Data Preparation and Processing: Both datasets are read directly from URLs, demonstrating the streaming data approach.
AIS data is loaded into Pandas DataFrames, where column headers and data types are fixed, before being registered as a table view in DuckDB.
The data from Pandas DataFrames are then copied to a parquet file where spatial indexes are created using Uber's H3 system at level 15 (approx. 1 meter cells) and level 11 (approx 45 meter cells).
The LiDAR data is processed using Ped-doll, with an initial filter being applied using a three-dimensional bounding box. Classifications other than ground or topo-bathy are excluded. Ped-doll's point tile format is also read directly from URL.
For both the AIS and LiDAR datasets, the H3 cell IDs are computed at the highest resolution (15) for spatial binning before doing a max function.
A secondary query allows for the rebining of the AIS data using the H3 level 11 spatial bin and for the grouping of the data by time window (daily, monthly, etc).

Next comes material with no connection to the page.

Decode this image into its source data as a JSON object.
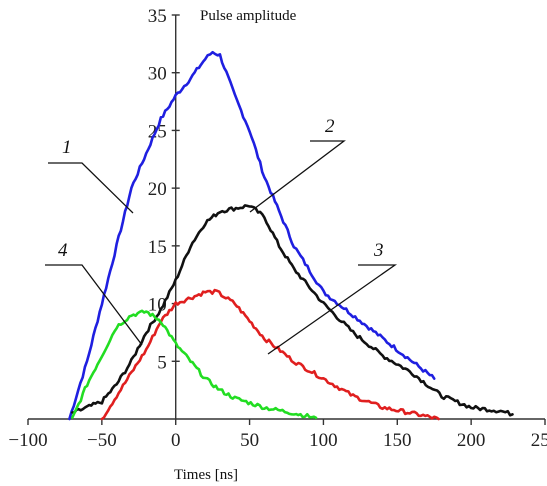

The system also has an additional function that will utilize a DuckDB table and a threading lock to write the data to DuckDB database on disk.
Key SQL Operations:The workflow involves creating a spatial index (H3 cell IDs) and grouping by the spatial index to find the maximum draft of AIS vessels within each bin.
The approach involves nesting all fields in the table into one for binary hash to speed up max value look up before grouping and then using the max function for all values grouped by the spatial indexes.
For the LiDAR data, a similar grouping and top-N approach is used to take the "highest priority classification" within each spatial bin.
Outputs:AIS data outputs as a GeoParquet files.
LiDAR data is output as a digital elevation model (DEM) in GeoTiff format, with embedded overlays for optimized browsing.
Both datasets can be co-located given that they are using a common H3 indexing system.
Quotable Highlights:
"DuckDB can use as many threads or CPU cores as it needs based on a user setting which is a fantastic option"
"...python can leverage DuckDB for CPU-bound and/or I/O-bound processes"
"DuckDB allows you to utilize a Pandas DataFrame as a SQL Table View"
"...the only difference between the AIS and the Lidar pipelines really is the implementation of PDAL to rasterize the points"
Conclusion:
This presentation highlights DuckDB as a potent tool for handling large-scale geospatial data. Its ability to work efficiently with streaming data, bypass the Python GIL, perform fast aggregations and grouping using a common H3 indexing system, and integrate with standard data science tools makes it a compelling option for geospatial processing pipelines. The examples provided with the AIS and LiDAR data demonstrate a real-world application where DuckDB's strengths can be leveraged for faster and more efficient data analysis.